The conference was sold out, so much so that quite a number of people didn't even get a seat. There seemed a better mix of people - young and old, content creators and marketing types, men and women - than at most Toronto Internet or tech events.
The theme of the nextMEDIA conference is monetizing digital media . A great topic as having lived through the first dot com bubble I was wondering how these web 2.0 darlings were going to make some money. As the opening keynote speaker, Shelly Palmer, declared the Internet is good at creating value, but not so good at creating money from that value. (There did seem consensus that no one could figure out how Twitter was going to make money.)

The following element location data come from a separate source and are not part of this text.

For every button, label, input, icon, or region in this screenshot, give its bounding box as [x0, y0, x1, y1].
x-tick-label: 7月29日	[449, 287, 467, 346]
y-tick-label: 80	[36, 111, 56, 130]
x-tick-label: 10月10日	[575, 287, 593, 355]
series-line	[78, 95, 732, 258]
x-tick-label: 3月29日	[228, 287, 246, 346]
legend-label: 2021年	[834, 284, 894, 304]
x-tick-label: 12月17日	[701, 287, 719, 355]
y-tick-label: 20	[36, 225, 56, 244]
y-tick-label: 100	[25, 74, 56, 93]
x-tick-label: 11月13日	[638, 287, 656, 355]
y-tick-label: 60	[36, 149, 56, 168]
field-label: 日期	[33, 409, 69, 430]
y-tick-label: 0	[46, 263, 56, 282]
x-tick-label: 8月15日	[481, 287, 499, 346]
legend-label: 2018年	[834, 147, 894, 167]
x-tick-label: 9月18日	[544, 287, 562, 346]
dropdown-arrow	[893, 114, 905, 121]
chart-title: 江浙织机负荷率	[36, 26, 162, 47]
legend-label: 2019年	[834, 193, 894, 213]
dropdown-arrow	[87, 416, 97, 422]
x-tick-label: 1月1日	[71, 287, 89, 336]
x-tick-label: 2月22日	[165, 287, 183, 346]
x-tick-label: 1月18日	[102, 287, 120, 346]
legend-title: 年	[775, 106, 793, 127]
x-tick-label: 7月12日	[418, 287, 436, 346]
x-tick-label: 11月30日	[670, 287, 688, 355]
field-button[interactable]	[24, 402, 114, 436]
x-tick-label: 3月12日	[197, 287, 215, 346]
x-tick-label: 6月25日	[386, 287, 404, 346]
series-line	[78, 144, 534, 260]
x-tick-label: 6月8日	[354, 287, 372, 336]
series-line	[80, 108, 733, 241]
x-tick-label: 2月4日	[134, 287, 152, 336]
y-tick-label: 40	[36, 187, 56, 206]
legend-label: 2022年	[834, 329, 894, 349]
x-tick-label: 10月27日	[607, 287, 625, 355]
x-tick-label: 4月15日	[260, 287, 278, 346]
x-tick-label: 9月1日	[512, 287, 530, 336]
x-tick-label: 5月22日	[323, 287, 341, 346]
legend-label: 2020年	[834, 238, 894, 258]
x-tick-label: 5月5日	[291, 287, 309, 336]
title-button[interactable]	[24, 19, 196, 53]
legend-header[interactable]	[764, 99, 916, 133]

If there were common points from today's presentations, it would be that it is possible to monetize digital media and industry-standard metrics for digital media are needed. Regarding the latter, the term engagment was used a lot. While most bandied it about as the holy grail of digital media, Palmer pointed out that this terms means different things to different people due to various ways of measuring this and until we can agree on a common definition it is hard to sell deals based on engagement. Thus we are left with metrics such as impressions or click-throughs that may not work for us.
Some of the tips for monetizing aren't that earth-shattering: affiliate marketing, storefronts, transactions, corporate sponsorship, advertising.
Interestingly, the keynote was to be "Economic Meltdown: Will 'Free" Save the Future" but Palmer changed topics as that one was "too depressing". While some of the digital media projects presented today, whether cool mobile apps or online television, are really excited both from a consumer and insider perspective, I would have like Palmer to have addressed the topic. Having lived through a collapse of online advertising dollars, I am curious who and survive and how.